13 Ağustos 2018 Pazartesi

Hadula: Bir Ada Öyküsü - Aleksandros Papadiamantis

Daha önceki bir blog yazımda bu Jaguar, Siren gibi "Biz yalnızca iyi edebiyatın peşindeyiz..." triplerindeki yayınevlerinin popüler yayınevlerinden bile daha berbat olduğunu, görüldüğü yerde kaçılması gerektiğini söylemiştim. Bu konuya ilişkin çok iyi bir örnekle karşı karşıyayız.

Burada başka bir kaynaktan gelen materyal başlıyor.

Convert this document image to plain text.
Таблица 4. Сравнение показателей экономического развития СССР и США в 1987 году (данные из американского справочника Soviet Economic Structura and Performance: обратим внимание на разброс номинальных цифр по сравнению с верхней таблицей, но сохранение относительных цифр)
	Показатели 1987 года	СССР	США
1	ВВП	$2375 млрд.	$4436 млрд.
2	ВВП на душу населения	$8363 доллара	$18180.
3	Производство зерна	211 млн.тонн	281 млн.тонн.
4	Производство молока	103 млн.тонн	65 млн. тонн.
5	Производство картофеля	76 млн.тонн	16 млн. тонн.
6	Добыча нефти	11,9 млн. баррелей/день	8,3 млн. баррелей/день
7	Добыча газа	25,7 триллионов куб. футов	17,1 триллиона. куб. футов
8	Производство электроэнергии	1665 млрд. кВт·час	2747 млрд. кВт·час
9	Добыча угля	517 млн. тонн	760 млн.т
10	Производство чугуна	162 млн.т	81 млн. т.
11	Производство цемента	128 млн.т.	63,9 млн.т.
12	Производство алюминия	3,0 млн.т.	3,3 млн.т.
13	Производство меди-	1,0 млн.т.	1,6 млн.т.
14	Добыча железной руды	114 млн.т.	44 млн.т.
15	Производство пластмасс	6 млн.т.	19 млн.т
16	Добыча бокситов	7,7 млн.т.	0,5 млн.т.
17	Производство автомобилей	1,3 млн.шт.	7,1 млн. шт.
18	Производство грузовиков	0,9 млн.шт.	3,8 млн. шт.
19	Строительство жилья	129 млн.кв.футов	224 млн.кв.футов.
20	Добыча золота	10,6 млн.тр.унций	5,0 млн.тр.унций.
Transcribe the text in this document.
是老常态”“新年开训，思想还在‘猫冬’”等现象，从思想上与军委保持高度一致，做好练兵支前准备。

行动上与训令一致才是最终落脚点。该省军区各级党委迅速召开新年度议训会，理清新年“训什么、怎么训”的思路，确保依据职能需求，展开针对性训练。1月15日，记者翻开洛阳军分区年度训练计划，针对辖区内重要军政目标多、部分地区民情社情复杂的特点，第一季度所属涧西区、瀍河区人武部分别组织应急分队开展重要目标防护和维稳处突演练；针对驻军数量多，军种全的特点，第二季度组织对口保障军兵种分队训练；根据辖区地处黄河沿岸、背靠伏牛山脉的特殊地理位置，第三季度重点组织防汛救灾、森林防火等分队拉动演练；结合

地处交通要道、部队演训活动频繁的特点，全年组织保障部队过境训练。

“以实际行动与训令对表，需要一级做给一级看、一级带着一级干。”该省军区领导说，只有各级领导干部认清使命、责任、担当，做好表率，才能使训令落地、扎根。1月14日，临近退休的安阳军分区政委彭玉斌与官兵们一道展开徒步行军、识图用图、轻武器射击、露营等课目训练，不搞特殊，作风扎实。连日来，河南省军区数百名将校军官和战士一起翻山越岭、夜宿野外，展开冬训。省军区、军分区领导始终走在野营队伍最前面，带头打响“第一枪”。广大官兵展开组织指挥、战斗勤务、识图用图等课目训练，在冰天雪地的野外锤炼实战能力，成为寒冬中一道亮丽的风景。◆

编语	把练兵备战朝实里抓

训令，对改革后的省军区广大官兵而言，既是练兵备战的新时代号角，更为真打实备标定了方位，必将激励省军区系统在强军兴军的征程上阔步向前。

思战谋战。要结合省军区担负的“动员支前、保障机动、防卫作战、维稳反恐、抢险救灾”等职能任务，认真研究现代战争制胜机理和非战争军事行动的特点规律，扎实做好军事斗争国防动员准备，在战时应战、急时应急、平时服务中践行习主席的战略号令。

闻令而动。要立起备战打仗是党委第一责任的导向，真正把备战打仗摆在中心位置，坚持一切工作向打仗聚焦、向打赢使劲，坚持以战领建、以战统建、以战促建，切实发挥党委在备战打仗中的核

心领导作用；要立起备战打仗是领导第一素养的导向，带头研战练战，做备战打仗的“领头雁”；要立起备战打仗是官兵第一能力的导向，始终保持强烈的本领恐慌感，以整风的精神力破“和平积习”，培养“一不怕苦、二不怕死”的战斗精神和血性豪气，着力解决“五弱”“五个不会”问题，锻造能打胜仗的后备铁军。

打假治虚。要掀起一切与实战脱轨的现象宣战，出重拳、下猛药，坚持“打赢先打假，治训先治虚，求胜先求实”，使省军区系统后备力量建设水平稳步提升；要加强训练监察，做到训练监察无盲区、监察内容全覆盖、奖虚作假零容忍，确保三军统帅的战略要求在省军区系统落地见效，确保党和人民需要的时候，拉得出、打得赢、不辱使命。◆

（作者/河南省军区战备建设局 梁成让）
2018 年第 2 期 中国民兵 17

Kitabın falsoları, tam da bu tür yayınevlerinden beklediğim gibi, henüz adında ve kapağında başlıyor. Künye bilgisinde de belirtildiği gibi Jaguar Kitap yayınevi kitabın orijinal adı olan dişil formdaki "Katil" adını değiştirmeyi tercih etmiş. Neden beğenmemiş? Allah biliyor. Muhtemelen Türkçe'de kelimelerin cinsiyete göre formları olmadığı için cinsiyetsiz olarak "Katil" yazmayı kitabın içeriğine uygun görmedikleri gibi, 19. yüzyıl kitap isimlendirmelerinde görülen bu boşvermişlik seviyesindeki basitliği de ticari olarak anlamlı bulmamışlar. Dişil cinsiyeti belirtecek bir tabir uygun olabilirdi, nihayetinde bir katilin varsayılan cinsiyeti erkektir ve pek de heyecan uyandırmaz, oysa "kadın katil" ya bir ekstra psikopatlık, ya canına tak demişlik, veya cadılık ya da erkeklik gibi "beklenen" kadın davranış kalıplarından belirli bir sapmaya işaret ettiği için şaşırtıcıdır. Fakat kitap adı olarak "Katil Kadın" çok kuru, "Caniye" ise anlaşılmaz, bağlamla uyumsuz ya da komik geldi sanırım. Bunun yerine kitaba doğrudan kahramanın adını vererek kitap adı-içerik bütünlüğünü yaralamaktan hiç çekinmemişler. Suç ve Ceza'yı "Raskolnikov" adıyla okuduğunuzu düşünün, vurguyu fiilden faile kaydıran bu değişiklik kitabın okumasını da değiştirmez miydi? 

Haydi bu kısmı yukarıdaki sebeplerden ötürü zaruri kabul edelim ve geçelim: "Bir Ada Öyküsü" alt başlığı da nedir? Bir öykünün adada geçmesi, onu "ada öyküsü" mü yapar? Bir öyküye "ada öyküsü" demek için o eserde mekanın bir ada olmasının özel bir yer tutması gerekmez mi? Değilse, Yunanistan dediğimiz ülkenin zaten iki yüze yakın adası meskunken herhangi bir Yunan edebiyat eseri özel olarak böyle bir vurguyu hak ediyor mu? Sözgelimi Kazancakis'in Zorba ve Kaptan Mihalis adlı eserleri de adada geçmekte olduğuna göre, bunları da "Zorba: Bir Ada Öyküsü", "Kaptan Mihalis: Bir Ada Öyküsü" adlarıyla yayınlamak uygun mudur? Veya bütün bir İngiliz edebiyatını da aynı alt başlıkla mı sunmalıyız? "Frankenştayn: Bir Ada Öyküsü" kulağa ne hoş geliyor değil mi?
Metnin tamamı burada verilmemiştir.